Scalable machine learning with Apache Ignite, Python and Julia: from prototype to production

Published in

Alliedium

10 min readMay 28, 2021

In the previous article Boosting Jira Cloud app development with Apache Ignite we explained the benefits of using Apache Ignite in a combination with Spring Boot for building scalable and distributed backends for Jira add-ons. The important aspect of the backend design left without much attention was the machine learning infrastructure. In this post I’ll explain why we started with a combination of Scikit-learn and Celery and ended up with a combination of Apache Ignite, Ray Serve[4],[5],[6], Scikit-learn and PyTorch.

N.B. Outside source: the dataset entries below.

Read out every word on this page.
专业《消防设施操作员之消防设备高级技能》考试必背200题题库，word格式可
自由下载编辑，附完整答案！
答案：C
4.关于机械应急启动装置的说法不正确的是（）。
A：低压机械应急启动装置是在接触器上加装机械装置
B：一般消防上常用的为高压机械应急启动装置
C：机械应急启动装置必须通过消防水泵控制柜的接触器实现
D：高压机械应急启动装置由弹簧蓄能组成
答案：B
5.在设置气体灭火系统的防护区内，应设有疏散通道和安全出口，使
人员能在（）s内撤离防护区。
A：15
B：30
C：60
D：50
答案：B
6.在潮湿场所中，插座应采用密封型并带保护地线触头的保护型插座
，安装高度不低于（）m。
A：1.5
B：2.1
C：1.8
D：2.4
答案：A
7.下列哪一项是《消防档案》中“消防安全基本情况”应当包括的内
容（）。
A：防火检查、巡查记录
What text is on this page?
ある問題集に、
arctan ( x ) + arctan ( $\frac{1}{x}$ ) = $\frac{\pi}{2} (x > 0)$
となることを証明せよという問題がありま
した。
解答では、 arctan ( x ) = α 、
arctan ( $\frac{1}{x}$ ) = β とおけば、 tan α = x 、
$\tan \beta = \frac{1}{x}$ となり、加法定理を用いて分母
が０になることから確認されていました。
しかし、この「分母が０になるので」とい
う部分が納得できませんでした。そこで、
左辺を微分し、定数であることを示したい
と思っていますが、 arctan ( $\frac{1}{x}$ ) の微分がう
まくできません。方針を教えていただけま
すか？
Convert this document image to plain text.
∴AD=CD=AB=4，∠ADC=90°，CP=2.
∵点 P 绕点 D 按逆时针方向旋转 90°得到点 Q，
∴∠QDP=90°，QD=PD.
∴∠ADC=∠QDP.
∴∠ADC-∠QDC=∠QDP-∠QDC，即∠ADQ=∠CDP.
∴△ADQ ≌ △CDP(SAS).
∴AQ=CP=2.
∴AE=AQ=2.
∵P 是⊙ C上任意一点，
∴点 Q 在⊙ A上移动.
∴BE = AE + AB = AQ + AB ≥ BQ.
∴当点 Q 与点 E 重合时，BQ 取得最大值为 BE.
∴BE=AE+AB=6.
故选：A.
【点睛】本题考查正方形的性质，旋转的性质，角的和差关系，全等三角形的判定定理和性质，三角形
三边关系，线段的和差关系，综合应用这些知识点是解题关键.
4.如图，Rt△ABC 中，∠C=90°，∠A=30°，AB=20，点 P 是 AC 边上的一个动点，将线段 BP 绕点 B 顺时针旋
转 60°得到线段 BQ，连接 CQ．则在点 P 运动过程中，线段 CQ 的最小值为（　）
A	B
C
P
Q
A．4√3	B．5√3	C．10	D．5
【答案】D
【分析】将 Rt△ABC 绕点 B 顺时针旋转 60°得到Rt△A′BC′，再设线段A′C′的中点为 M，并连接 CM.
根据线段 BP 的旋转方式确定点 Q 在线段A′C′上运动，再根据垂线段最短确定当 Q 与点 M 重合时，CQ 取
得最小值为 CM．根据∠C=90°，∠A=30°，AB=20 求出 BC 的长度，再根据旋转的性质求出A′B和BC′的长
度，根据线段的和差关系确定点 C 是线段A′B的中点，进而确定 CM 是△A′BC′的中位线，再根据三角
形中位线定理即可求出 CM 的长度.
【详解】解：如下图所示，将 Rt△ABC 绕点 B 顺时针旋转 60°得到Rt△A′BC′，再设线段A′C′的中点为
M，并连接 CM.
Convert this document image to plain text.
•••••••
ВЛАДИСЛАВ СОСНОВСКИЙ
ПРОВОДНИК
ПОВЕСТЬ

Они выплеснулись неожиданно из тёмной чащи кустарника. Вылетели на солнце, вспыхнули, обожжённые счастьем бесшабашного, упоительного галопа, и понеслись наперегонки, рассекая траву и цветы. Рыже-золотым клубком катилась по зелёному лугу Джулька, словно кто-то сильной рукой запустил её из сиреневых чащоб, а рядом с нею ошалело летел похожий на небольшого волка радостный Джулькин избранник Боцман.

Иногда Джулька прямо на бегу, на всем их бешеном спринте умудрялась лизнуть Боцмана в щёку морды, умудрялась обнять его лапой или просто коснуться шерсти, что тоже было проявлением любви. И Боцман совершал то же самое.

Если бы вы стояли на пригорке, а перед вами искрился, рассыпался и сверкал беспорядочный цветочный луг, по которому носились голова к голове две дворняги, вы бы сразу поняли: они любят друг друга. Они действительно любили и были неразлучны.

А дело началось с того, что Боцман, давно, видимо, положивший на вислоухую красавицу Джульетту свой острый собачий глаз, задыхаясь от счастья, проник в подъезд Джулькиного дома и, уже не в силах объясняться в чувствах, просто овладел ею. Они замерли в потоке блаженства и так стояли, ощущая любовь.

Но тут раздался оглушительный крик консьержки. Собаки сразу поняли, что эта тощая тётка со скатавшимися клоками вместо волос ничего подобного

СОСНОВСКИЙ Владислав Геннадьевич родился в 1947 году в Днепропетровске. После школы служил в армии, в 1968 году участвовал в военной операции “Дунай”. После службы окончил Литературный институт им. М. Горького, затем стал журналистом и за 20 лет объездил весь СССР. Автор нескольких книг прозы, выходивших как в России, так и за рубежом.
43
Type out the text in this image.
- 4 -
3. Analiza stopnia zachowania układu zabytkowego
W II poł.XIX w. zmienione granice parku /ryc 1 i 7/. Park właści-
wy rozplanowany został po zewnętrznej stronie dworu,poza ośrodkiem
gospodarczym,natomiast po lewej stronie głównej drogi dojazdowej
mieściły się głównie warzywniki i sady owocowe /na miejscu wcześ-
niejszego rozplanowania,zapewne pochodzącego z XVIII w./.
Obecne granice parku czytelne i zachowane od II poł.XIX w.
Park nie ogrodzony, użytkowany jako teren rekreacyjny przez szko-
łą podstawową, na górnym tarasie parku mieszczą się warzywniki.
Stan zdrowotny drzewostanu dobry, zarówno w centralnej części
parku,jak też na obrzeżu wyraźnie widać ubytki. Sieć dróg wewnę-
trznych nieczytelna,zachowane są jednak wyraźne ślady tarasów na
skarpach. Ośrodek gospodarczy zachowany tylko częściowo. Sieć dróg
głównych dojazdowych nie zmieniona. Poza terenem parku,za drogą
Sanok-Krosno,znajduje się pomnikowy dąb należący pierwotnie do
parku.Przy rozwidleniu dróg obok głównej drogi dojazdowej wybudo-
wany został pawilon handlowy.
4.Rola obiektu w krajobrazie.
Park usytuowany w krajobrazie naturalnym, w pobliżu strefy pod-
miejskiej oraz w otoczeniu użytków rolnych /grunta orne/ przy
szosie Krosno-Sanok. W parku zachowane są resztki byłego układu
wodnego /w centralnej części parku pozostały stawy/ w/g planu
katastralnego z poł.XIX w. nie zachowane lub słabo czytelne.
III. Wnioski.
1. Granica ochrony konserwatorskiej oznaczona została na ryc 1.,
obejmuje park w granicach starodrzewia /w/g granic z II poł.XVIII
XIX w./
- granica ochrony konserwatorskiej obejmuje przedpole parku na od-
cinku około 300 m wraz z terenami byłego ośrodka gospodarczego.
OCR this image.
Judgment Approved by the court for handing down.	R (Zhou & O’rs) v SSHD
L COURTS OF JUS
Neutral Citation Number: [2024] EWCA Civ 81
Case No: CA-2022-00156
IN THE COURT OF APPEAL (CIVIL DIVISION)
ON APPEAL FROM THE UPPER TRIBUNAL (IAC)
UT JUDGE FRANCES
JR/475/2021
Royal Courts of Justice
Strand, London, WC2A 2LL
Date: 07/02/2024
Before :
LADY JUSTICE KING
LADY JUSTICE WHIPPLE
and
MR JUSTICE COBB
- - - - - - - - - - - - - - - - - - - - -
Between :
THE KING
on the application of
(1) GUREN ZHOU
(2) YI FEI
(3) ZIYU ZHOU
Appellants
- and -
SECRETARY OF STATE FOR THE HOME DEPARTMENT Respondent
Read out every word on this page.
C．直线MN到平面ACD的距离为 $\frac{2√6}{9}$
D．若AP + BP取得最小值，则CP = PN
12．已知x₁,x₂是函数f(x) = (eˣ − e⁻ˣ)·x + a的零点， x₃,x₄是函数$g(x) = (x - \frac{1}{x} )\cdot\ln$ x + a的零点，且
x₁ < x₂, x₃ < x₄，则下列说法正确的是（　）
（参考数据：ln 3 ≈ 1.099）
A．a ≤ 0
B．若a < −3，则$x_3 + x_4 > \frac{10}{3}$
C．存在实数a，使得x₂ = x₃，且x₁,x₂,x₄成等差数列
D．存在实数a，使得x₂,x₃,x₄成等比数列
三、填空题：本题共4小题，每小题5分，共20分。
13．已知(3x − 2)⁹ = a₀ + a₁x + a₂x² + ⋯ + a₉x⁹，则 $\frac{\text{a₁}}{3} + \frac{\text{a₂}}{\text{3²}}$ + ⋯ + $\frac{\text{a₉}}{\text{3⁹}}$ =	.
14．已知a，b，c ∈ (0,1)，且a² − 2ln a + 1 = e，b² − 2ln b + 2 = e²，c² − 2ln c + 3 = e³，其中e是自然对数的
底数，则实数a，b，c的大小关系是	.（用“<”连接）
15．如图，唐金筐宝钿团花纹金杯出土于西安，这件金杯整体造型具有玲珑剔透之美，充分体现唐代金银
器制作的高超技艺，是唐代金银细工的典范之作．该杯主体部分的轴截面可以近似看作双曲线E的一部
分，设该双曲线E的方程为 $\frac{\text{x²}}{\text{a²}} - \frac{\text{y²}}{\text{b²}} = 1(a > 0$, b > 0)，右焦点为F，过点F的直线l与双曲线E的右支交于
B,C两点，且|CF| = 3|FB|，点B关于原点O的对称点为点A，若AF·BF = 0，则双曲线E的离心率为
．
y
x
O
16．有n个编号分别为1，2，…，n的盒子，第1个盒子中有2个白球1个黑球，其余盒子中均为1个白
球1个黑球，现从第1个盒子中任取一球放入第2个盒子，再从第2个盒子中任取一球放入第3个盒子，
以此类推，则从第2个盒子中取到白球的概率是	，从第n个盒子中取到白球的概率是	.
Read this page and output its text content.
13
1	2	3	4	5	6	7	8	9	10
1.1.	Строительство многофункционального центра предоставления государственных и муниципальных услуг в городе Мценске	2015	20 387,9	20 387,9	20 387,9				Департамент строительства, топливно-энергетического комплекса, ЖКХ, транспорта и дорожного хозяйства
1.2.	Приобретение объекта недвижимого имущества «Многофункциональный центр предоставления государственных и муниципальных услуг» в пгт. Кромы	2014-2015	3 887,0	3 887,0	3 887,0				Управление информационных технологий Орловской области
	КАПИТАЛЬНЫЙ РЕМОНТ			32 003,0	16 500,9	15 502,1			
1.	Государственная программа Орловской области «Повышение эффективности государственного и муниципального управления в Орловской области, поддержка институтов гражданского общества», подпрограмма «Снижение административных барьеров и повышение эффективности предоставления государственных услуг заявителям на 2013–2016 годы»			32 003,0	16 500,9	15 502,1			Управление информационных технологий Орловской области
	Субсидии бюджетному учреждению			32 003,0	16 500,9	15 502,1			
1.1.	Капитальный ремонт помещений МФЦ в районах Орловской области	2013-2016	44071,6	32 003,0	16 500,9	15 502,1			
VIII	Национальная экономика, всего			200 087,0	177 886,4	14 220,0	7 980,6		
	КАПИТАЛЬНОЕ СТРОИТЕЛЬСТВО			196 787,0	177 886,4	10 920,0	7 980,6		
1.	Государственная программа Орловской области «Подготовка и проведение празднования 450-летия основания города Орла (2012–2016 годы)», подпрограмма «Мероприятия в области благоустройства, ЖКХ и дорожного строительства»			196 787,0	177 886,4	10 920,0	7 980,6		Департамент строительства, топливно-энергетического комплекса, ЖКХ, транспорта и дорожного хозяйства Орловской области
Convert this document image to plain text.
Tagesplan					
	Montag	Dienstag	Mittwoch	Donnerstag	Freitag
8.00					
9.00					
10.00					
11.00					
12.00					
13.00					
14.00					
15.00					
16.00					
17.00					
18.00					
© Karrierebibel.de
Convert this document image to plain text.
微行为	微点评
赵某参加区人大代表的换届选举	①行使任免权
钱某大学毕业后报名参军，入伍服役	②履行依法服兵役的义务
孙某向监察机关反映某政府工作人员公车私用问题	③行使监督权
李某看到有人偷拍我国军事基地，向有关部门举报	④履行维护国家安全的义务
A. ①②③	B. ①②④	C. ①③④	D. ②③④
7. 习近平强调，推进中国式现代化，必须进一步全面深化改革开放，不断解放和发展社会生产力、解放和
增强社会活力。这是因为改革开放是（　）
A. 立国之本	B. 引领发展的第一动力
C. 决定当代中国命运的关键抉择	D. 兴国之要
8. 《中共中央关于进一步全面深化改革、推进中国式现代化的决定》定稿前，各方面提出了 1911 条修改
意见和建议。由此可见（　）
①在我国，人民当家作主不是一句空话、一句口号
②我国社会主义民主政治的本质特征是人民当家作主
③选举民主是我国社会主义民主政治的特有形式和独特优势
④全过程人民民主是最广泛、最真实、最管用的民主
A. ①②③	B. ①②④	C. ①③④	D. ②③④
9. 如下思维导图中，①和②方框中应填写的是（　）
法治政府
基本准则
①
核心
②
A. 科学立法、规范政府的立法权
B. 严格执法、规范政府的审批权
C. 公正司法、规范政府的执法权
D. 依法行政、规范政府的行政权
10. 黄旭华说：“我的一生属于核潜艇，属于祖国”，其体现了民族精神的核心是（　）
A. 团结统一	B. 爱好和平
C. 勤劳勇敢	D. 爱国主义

Our Alliedium Jira add-on for simplifying project management via automating the ticket assignment, labeling, ranking by priority works via using ML for inferring statistical patterns from existing Jira tickets. This requires a scalable backend infrastructure for online training and serving a large number of both classical ML and Deep Learning models in parallel for different clients (treated as separate tenants). Initially we had a prototype of ML pipeline implemented in Python’s Scikit-learn library and it was quite naturally to use the Python-based distributed task queue framework called Celery as a model orchestration layer inside Kubernetes cluster. PostgreSQL was our first choice of the database (until we switched to Apache Ignite later).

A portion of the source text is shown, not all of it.